What’s not broken and just keeps on running? NonStop delivers!

As I look back at the past year perhaps the best way to describe it was how there were many times where things were broken. I am not talking about the occasional drinking glass or dinner plate but objects that mattered to us. When things are broken their performance is hindered to where in some cases they no longer serve any useful purpose. Replacement appears to be the order of the day.

Mind you, I am not talking about the weather here in Colorado as I have lost track of how many days have passed without a meaningful snow fall. This morning may have been the exception as a little rain together with what might pass as a little sleet did fall but not for long enough to stick to anything. Enjoying December days that have climbed into the 70sF (20sC) would surely pass as unusual even if we didn’t talk about weather patterns that look to be broken.

However, before developing this story line further, please be happy for us as remedies for almost everything have been found. But what was broken? This time last year Margo broke her leg badly where the remedy happened to include the insertion of metal rods and nails. In summer our Range Rover was rear-ended on the freeway and the insurance company wrote it off. That new sectional we had waited for did finally show up but the central portion of the sectional had been scratched in transport.

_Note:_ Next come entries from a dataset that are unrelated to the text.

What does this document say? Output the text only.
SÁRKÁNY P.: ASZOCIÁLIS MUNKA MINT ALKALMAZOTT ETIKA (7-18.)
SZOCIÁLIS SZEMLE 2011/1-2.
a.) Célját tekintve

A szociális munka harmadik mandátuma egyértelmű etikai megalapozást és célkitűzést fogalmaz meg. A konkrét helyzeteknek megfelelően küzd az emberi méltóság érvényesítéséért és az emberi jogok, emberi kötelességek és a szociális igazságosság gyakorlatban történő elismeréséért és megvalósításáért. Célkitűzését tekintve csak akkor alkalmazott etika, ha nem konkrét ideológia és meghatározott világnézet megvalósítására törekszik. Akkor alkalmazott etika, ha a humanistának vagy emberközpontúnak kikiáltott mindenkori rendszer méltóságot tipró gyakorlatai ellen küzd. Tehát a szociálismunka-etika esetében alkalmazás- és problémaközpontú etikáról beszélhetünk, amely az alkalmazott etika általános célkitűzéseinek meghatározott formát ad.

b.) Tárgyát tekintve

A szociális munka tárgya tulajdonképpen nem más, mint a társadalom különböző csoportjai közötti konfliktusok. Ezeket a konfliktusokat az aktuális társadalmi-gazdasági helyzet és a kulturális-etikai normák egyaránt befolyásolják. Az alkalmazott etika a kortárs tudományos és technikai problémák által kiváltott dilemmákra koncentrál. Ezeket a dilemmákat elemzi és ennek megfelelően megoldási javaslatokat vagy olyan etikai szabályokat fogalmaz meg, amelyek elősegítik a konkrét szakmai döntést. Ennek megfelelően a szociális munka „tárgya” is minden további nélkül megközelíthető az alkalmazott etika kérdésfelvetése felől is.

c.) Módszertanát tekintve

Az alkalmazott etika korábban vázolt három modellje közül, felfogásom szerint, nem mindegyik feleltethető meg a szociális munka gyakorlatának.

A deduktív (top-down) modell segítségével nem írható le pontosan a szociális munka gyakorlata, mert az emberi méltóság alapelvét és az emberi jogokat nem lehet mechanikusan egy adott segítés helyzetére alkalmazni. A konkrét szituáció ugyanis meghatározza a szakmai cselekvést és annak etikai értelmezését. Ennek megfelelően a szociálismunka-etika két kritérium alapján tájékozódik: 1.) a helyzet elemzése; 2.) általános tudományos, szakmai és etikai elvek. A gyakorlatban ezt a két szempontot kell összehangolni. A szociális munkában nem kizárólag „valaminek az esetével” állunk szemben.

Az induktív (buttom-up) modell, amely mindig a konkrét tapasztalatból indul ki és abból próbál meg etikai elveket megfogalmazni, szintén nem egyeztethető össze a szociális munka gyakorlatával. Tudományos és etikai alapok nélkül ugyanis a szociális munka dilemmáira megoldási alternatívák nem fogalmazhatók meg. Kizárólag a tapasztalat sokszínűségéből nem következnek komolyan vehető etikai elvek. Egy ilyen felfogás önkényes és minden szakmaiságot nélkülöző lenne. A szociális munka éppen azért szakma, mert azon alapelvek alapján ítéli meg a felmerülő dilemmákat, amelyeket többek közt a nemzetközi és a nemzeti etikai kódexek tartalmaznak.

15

When it comes to IT and to the digital transformation and the pivot to everything-as-a-service, it’s hard to make light of the fact that the role clouds are playing isn’t proving as rock-solid as promoters would have you believe. Not for them is an outage here or there something for us to worry about, but when a major cloud services provider like Amazon Web Services (AWS) breaks then yes, we should all be concerned. In fact there were enough outages for CRN to publish The 10 Biggest Cloud Outages Of 2021 (So Far). As for the tag line, it was rather long but managed to sum up the predicament of many affected at the time:

“‘Outages can mean the end for companies, depending on their choices in design and deployment, or they can be complete non-events,’ Miles Ward, chief technology officer at Los Angeles-based Google partner SADA Systems, tells CRN. ‘Cloud has changed the nature of outages.’”

But then, CRN highlights something that should warm the hearts of many in NonStop, particularly at this time of year. Consider it your early arrival of your Christmas gift:

“‘Every cloud engineering team has seen how impossible it is for customers to engineer around these kinds of outages and is working hard to distribute, subdivide, and make fault-tolerant these central services,’ Ward said.”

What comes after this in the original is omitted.